In 1970, LeDoux became a professional rodeo cowboy, competing on the national rodeo circuit. To help pay his expenses while traveling the country, he began composing songs describing his lifestyle. Within two years, he had written enough songs to make up an album, and soon established a recording company, American Cowboy Songs, with his father. After recording his songs in a friend’s basement, LeDoux began selling his albums out of the back of his truck at rodeo events.
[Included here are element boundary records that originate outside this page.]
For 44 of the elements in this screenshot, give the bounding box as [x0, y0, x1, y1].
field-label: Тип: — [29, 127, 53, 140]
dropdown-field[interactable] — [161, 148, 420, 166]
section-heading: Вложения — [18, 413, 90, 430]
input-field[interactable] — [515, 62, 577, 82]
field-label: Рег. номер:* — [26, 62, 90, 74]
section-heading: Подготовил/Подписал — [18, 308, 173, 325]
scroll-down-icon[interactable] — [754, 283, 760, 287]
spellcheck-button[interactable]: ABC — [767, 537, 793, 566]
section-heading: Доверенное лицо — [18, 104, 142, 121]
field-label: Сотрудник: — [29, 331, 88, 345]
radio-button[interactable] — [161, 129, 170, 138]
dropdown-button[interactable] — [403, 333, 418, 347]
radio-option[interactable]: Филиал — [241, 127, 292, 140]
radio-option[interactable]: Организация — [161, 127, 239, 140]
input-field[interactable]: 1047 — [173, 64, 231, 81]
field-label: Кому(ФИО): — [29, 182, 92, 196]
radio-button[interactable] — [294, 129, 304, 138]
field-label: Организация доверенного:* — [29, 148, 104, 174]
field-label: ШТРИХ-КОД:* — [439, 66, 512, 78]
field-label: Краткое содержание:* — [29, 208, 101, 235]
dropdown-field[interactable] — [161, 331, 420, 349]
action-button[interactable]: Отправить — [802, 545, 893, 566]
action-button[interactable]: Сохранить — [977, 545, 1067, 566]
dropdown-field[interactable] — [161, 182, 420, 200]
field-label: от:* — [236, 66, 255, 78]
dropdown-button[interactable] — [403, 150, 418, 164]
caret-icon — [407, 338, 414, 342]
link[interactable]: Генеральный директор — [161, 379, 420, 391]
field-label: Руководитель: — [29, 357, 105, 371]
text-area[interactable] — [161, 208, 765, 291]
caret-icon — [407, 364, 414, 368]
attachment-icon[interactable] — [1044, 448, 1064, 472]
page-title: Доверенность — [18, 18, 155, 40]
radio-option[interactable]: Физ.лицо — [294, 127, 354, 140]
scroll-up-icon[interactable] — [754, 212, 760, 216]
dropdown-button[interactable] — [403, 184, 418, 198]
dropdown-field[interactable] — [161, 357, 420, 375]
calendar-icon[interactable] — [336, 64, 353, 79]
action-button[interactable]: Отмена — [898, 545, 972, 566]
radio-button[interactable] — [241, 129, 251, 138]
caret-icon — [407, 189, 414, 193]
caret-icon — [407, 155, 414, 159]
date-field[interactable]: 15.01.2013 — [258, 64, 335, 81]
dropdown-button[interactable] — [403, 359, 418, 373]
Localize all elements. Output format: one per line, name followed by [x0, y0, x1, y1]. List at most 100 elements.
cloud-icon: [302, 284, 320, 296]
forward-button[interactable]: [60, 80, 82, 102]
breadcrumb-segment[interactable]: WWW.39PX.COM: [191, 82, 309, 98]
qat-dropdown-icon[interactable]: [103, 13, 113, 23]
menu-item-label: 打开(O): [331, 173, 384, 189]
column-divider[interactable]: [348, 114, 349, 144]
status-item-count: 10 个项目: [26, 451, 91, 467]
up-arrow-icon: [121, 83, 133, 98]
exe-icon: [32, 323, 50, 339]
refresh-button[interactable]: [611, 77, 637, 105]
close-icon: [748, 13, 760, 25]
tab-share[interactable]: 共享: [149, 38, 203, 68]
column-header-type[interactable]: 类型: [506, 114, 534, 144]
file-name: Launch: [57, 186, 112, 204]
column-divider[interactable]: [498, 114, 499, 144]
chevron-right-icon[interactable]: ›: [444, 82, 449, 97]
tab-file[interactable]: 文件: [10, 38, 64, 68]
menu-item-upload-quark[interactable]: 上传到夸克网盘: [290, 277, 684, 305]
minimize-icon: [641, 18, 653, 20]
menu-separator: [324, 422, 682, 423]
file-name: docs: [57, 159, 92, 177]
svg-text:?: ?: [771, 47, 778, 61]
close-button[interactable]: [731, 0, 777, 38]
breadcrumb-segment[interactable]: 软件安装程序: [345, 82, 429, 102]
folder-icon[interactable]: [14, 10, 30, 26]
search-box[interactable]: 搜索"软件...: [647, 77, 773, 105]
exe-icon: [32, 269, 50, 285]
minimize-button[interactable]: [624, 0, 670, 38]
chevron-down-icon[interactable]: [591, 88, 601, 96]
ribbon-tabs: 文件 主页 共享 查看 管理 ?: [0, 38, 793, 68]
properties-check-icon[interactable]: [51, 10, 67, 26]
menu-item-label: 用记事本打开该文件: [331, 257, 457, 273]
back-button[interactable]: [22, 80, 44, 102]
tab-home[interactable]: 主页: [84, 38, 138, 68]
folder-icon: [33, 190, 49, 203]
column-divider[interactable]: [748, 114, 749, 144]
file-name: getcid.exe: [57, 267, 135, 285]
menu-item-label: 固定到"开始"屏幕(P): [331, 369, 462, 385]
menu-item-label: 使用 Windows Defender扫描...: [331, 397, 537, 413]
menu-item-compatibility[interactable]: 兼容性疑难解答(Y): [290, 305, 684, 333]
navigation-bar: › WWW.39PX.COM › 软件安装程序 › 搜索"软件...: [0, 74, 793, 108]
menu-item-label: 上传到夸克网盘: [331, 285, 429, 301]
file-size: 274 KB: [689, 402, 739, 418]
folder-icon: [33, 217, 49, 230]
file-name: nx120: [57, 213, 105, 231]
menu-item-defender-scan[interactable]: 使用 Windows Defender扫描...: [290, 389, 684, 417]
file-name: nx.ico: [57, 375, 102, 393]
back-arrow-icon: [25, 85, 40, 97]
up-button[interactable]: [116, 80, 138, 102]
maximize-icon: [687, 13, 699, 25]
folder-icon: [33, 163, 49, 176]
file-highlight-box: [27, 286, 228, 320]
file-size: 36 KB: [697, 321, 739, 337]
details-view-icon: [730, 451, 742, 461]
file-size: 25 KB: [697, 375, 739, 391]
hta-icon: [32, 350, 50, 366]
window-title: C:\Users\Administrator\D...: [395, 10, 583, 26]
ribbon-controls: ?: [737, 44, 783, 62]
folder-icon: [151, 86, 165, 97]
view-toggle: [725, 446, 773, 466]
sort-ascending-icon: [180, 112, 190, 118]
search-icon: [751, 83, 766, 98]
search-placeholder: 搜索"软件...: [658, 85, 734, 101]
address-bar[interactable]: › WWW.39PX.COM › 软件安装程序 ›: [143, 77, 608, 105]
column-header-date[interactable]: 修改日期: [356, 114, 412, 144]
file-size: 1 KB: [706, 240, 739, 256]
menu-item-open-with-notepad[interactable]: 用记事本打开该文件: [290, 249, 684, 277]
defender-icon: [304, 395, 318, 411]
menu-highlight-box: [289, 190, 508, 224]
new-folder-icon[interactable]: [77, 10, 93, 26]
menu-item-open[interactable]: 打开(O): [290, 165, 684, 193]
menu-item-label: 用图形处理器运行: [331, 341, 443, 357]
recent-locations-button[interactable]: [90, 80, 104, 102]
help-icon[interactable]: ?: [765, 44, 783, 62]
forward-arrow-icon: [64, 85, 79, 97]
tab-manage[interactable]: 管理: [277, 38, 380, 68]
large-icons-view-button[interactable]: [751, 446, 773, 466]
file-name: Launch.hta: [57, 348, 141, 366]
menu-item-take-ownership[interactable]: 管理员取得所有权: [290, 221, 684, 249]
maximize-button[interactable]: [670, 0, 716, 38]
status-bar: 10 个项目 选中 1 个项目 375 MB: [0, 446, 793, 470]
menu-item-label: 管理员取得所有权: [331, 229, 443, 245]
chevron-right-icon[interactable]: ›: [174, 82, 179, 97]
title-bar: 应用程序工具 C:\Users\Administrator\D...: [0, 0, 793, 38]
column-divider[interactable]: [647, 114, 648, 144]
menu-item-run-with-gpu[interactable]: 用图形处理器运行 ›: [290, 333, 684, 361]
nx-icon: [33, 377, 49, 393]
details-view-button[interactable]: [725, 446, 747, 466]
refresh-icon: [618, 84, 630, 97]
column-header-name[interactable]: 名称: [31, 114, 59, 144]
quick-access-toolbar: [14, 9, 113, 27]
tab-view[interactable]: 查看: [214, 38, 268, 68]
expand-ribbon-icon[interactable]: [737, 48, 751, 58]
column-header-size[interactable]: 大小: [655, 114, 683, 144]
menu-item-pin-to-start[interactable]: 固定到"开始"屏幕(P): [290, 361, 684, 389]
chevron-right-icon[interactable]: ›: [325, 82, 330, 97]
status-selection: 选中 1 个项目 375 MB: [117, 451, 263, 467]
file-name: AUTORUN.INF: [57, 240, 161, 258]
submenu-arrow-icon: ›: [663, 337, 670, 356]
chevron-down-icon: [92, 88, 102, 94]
In August 2000, LeDoux was diagnosed with primary sclerosing cholangitis, which required him to receive a liver transplant. Garth Brooks volunteered to donate part of his liver, but it was incompatible. An alternative donor was located, and LeDoux received a transplant on October 7, 2000. After his recovery he released two additional albums. In November 2004, LeDoux was diagnosed with cholangiocarcinoma for which he underwent radiation treatment until his death on March 9, 2005 from the cancer. He was survived by his wife of 33 years, Peggy, and their children Clay, Ned, Will, Beau, and Cindy, as well as his mother, Bonnie.
Shortly after his death, LeDoux was named as one of six former rodeo cowboys to be inducted into the ProRodeo Hall of Fame in Colorado Springs in 2005. He was the first person to ever be inducted in two categories, for his bareback riding and in the “notables” category for his contributions to the sport through music.